Só em quatro meses do ano passado, pelo menos 121 pessoas morreram em protestos contra o regime. É o equivalente a um quarto de todos os mortos pela ditadura brasileira em duas décadas.
Mas, para Ciro Gomes, tomar lado nessa questão é uma “posição criminosa”.
Segundo o Guardian, mais de 90% da população venezuelana não tem dinheiro para uma alimentação completa e 75% emagreceram no último ano (em média 9 quilos).
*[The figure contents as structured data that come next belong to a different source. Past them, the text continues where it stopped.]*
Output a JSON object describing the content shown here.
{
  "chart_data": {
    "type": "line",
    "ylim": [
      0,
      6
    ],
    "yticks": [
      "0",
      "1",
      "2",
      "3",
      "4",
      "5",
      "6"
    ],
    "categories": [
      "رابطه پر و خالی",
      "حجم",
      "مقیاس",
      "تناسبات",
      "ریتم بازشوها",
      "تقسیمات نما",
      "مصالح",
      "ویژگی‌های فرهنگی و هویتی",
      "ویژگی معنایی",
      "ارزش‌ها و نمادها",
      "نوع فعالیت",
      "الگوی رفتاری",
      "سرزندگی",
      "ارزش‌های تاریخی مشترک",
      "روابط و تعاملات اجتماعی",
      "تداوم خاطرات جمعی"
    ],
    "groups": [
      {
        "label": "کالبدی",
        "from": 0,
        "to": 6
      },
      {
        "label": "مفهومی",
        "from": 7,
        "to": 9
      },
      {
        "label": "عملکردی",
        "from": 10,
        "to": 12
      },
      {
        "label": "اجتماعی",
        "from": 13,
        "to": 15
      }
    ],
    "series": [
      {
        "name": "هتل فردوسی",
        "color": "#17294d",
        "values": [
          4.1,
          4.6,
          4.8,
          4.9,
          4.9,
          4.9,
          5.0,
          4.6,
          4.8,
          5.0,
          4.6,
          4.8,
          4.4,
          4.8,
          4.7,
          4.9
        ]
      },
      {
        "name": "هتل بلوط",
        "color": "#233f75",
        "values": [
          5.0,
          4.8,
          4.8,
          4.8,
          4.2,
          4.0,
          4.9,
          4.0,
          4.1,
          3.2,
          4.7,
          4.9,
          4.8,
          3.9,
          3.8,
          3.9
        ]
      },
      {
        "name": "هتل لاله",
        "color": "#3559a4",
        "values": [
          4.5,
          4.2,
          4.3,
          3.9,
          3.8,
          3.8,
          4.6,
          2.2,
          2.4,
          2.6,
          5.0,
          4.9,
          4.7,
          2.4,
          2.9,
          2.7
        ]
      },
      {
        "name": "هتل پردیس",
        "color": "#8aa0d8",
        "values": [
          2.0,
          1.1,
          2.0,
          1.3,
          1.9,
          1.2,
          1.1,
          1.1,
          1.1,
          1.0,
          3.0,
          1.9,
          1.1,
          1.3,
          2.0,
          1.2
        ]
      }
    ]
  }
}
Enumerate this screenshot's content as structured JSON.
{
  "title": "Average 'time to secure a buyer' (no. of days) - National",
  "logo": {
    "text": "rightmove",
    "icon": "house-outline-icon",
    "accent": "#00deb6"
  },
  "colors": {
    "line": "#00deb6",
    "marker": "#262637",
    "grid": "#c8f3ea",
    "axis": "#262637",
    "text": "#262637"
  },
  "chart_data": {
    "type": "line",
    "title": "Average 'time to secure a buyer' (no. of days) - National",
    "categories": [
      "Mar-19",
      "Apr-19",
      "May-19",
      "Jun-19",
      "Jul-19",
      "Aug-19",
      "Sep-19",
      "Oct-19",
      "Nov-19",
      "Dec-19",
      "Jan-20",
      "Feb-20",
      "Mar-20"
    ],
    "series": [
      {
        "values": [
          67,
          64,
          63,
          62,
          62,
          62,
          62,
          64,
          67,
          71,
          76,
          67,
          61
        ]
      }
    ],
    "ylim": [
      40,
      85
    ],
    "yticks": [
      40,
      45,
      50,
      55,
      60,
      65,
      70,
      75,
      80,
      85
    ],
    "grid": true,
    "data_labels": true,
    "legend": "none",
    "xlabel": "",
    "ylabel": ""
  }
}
Médicos do país mostram a jornalistas fotos de crianças desnutridas que lembram a crise de fome do regime socialista da Etiópia. Em nove de 21 hospitais públicos, quase 400 crianças morreram de desnutrição no ano passado.
Mas, para Ciro Gomes, a principal causa desse desabastecimento é o “isolamento especialmente imposto pelos norte-americanos”. E não o controle de preços, os saques a mercados, a expropriação de empresas, a hiperinflação, a crise fiscal ou a falta de dólares.
É a mesma desculpa que se usava para explicar a miséria de Cuba. Mesmo com as sanções econômicas, os Estados Unidos são o maior parceiro comercial da Venezuela. Respondiam no ano passado por 51% das exportações e 30% das importações.
Ciro diz ainda que o governo brasileiro não deve tomar partido para evitar ser “um mero gendarme dos interesses americanos que simplesmente querem praticar um golpe na Venezuela”.
Bem, vamos convir que nesse momento um golpe não seria uma notícia tão ruim aos venezuelanos. Mas é interessante expandir a outras situações esse anti-imperialismo gagá de Ciro Gomes.
Pelo mesmo raciocínio, também deveríamos ficar neutros em relação ao Holocausto, os crimes de Gaddafi, a crise de fome da China ou da Etiópia, os desmandos de Putin, pois a crítica beneficiaria os “interesses imperialistas americanos”.
É sério que Ciro Gomes acha que essa opinião lhe renderá votos? Ainda não consigo acreditar.